More than 100 families in Sabugo settlement scheme in Nyandarua County are living in despair days after unknown individuals descended on their 166 acres and began to subdivide it.
The disillusioned members say that if relevant authorities do not intervene they risk losing their land, the only place they have known as home for 29 years.
Speaking to the press in the controversial now scheme, the Chairman to the Sabugo Settlement scheme Joshua Ngugi says the residents who are awaiting title deeds to the 166-acre parcel of land are contending with harassment and death threats from private developers claiming to have legal ownership documents of the land.
Ngugi wants the area`s administration officers and the Registrar of lands to intervene and avert conflict between his members who he says have already received allotment certificates and the private developers whom he describes as unscrupulous investors.
He says their effort to seek redress from local authorities has been futile, mounting fears about the futures of the peasant farmers now unable to prepare their farmlands during the planting season that has begun.
Ngugi wants police to rein in the alleged invaders who he says are flouting an active court order barring subdivision and sale of the land.

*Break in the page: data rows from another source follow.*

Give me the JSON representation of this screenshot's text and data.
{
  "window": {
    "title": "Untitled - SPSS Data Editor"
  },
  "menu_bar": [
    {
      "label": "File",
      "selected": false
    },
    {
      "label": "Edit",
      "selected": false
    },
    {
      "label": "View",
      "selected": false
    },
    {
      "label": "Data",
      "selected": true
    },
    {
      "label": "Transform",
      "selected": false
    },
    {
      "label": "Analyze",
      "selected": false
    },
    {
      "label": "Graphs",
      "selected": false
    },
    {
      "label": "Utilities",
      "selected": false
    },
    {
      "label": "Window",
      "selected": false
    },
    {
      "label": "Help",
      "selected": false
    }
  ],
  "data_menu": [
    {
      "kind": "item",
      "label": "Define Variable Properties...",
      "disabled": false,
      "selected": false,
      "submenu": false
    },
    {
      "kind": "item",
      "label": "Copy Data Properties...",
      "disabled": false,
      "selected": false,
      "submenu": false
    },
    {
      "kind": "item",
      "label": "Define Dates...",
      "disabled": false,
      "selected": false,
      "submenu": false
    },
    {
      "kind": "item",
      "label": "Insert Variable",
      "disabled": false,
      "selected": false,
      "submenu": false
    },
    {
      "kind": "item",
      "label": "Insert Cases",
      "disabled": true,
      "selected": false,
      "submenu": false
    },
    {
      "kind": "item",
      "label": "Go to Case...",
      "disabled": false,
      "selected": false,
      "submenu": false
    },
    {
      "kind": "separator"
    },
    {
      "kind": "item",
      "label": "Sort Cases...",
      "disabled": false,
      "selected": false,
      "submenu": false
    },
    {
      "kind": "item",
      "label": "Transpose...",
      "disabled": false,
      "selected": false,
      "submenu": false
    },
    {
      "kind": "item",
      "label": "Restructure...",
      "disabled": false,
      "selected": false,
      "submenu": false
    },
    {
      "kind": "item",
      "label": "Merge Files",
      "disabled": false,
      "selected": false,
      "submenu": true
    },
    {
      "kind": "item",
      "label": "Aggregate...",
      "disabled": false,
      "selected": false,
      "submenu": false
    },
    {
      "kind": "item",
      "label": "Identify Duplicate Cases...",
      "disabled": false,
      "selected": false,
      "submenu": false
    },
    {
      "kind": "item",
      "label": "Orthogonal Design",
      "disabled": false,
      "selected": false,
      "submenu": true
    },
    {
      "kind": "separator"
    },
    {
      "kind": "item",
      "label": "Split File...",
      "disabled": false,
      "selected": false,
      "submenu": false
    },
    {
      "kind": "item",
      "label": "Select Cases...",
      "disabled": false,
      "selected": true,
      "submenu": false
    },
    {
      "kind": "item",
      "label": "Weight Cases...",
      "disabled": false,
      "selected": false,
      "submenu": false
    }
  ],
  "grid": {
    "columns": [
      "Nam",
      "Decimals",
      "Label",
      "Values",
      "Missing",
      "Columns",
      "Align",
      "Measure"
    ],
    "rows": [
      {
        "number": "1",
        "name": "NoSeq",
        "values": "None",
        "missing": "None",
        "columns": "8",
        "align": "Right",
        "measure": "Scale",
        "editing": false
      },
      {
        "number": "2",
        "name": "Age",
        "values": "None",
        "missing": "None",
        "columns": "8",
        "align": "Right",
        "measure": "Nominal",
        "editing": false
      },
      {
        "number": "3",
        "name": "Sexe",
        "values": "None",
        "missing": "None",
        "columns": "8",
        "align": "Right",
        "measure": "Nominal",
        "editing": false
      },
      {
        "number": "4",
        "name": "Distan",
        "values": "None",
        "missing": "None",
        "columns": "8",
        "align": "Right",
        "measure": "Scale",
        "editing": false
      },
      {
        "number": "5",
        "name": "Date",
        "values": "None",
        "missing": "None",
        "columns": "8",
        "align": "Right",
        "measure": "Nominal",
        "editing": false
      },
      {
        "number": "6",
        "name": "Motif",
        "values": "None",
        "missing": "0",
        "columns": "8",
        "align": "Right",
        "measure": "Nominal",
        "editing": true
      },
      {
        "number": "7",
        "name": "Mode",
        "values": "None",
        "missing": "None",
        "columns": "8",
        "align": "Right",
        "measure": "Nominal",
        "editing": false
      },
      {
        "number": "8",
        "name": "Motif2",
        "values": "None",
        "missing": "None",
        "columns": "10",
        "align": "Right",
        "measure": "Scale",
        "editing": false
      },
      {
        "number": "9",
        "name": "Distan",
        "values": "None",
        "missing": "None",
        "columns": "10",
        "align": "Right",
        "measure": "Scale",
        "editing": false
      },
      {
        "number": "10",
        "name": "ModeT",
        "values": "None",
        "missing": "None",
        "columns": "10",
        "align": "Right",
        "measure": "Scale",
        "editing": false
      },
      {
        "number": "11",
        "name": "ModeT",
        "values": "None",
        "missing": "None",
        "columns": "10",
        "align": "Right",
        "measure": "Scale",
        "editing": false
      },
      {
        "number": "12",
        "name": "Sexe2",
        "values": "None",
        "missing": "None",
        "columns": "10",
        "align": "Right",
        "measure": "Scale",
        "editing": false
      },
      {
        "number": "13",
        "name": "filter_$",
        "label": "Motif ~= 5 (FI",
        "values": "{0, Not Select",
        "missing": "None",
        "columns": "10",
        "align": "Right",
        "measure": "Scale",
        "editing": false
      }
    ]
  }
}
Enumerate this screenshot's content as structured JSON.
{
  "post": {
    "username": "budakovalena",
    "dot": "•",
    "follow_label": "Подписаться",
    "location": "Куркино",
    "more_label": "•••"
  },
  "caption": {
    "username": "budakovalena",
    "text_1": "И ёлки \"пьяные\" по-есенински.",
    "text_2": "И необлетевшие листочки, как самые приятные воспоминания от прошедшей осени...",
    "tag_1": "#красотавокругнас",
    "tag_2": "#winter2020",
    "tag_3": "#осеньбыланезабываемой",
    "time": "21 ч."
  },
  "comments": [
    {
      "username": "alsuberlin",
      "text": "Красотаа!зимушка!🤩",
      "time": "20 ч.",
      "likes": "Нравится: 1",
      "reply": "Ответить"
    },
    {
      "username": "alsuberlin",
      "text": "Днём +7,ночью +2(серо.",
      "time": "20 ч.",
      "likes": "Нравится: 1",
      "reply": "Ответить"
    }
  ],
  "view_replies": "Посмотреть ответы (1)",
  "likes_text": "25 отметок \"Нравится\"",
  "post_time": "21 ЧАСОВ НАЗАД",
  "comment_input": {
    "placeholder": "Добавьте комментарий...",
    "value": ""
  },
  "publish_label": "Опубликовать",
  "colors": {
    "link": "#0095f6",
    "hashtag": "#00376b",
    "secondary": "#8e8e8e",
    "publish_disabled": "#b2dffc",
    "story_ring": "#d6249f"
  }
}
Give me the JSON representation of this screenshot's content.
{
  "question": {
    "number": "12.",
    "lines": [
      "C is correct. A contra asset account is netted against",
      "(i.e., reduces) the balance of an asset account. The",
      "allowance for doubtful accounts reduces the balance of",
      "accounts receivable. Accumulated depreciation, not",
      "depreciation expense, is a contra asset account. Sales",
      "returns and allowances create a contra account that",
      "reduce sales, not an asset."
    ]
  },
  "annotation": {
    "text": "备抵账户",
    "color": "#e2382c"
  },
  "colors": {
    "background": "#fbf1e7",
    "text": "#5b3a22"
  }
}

The chairman says the state of affairs has led to cases of depression among them adding that they will not relent in their bid to retain their land for which they have labored for decades.
Issac Wangai, a small-scale dairy farmer who has an allotment certificate, says his sister`s grave lies in a part of the land hived off his father`s land to a private developer who has just begun to fence.
He says with half of the land gone amid the simmering dispute, prospects to expand his dairy venture are bleak and hardship looms large.
Susan Njoroge, a resident of the scheme, says the simmering dispute is an impediment to the development of schools, hospitals, and places of worship.